Private conservancies are a ruse. The wildlife in private conservancies is a hundred times more tame even than in the Mara’s over congested areas. In many cases private conservancy animals were bred in captivity, fed and watered in stressful times before being “introduced” to the wild.
In many conservancies active culling maintains biodiversity not to sustain the planet but tourist revenue.
(I didn’t call this a “fact” because it is highly debated and better and larger private conservancies are developing. But I remain very skeptical.)
Cheetah are one of the best examples of the importance of thriving tourism. About 35 years ago almost all the cheetah were wiped out in the Mara. Not from tourism but from mange.
After nearly a half year of global debate the decision was made to intervene in the wild for the first time in the history of East Africa. A simply powdering of antibiotics easily killed enough mites that the individual cheetahs mustered their immune systems and recovered quickly.
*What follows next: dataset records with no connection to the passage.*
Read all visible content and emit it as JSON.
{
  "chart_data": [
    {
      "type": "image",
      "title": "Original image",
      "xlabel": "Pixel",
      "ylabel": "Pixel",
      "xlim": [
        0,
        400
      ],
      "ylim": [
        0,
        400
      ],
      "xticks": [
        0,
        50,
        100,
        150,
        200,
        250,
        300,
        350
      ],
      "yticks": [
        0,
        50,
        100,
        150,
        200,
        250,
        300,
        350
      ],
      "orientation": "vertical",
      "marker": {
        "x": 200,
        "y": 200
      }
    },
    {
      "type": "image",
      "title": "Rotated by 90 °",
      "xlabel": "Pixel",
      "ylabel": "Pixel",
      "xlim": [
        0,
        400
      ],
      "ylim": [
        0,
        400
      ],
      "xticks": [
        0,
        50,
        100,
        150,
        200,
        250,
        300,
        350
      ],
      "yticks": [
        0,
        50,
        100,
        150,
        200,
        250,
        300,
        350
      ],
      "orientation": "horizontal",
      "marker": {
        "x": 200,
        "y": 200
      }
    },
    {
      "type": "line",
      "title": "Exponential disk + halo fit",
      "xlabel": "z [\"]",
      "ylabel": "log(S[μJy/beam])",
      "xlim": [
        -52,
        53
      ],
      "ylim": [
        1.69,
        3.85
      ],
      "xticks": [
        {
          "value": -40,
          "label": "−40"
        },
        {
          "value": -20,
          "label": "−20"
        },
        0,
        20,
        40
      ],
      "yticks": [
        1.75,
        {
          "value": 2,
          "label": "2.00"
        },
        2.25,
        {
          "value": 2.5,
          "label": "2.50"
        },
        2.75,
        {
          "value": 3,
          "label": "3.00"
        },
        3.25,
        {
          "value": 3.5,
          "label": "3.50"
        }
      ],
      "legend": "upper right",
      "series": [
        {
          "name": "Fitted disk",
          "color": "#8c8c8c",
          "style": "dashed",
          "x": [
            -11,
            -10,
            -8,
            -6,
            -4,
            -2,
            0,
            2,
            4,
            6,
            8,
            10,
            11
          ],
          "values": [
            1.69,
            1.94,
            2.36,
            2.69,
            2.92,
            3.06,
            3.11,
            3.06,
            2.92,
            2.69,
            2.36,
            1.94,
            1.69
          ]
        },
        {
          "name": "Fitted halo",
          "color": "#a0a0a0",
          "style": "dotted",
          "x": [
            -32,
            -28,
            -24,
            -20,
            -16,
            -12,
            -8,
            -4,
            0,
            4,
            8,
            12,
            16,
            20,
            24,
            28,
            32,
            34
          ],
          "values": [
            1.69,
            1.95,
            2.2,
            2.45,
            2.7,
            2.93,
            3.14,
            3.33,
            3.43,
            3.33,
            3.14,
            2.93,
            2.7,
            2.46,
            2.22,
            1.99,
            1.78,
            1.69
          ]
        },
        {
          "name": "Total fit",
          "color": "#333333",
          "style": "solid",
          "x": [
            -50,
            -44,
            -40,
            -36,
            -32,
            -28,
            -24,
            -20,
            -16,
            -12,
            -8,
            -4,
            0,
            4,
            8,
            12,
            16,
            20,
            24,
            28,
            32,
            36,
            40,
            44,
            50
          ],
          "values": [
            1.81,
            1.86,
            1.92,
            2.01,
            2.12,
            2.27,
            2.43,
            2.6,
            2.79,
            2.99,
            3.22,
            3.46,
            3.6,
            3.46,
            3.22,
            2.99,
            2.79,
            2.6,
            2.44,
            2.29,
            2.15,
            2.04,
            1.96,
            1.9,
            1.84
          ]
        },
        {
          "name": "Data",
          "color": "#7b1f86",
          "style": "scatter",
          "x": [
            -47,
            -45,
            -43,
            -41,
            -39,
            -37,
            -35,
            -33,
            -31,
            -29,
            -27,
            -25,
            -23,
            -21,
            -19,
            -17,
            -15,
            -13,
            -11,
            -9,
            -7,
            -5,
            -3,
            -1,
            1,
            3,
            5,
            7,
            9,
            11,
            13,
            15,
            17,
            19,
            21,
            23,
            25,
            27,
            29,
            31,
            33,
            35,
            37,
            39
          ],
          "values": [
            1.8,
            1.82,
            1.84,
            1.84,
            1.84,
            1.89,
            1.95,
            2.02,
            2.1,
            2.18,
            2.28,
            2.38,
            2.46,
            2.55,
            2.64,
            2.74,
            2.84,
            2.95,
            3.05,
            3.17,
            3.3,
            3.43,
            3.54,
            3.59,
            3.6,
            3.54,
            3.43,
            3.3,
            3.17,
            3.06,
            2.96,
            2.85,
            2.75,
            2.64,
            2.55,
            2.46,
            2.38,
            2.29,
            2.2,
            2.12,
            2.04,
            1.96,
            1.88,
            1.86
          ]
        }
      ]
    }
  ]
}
So the blow guns went out and the cheetah were saved. This was not done for the good of the wild. Antibiotic use anywhere is arguably throwing in the towel to the ever-mutating viruses and ends up crippling the species over the long term. It was done to save tourism in the Mara more than to save cheetah.
A similar watershed in tourism/science occurred not too many years later to mountain gorillas in Rwanda when a tourist infected one with measles. Ever since, every baby gorilla born in the mountains has been vaccinated against measles.
Without tourism there would be no mountain gorillas left, and arguably no cheetah left in the Mara. Regulation of tourism is key, and frankly the regulation in Rwanda is much better than the regulation in Kenya.
Nevertheless this yin and yang between tourism and the fundamental attraction that nurtures it (to experience the wild) is a massive dialectic today, nowhere more poorly presented than in the Times article last week.
Not to mention the searing FACT that the Times ignored almost completely: what (local) farmers and school children and developers of necessary human happiness must endure living side-by-side with dangerous wild animals.
This is not a problem whose solution is furthered by an article like the Times that picks and chooses its truths and half-truths based on what is most sensational. Sort of like Kevin McCarthy saying that by ending the chaos he has demonstrated tranquility.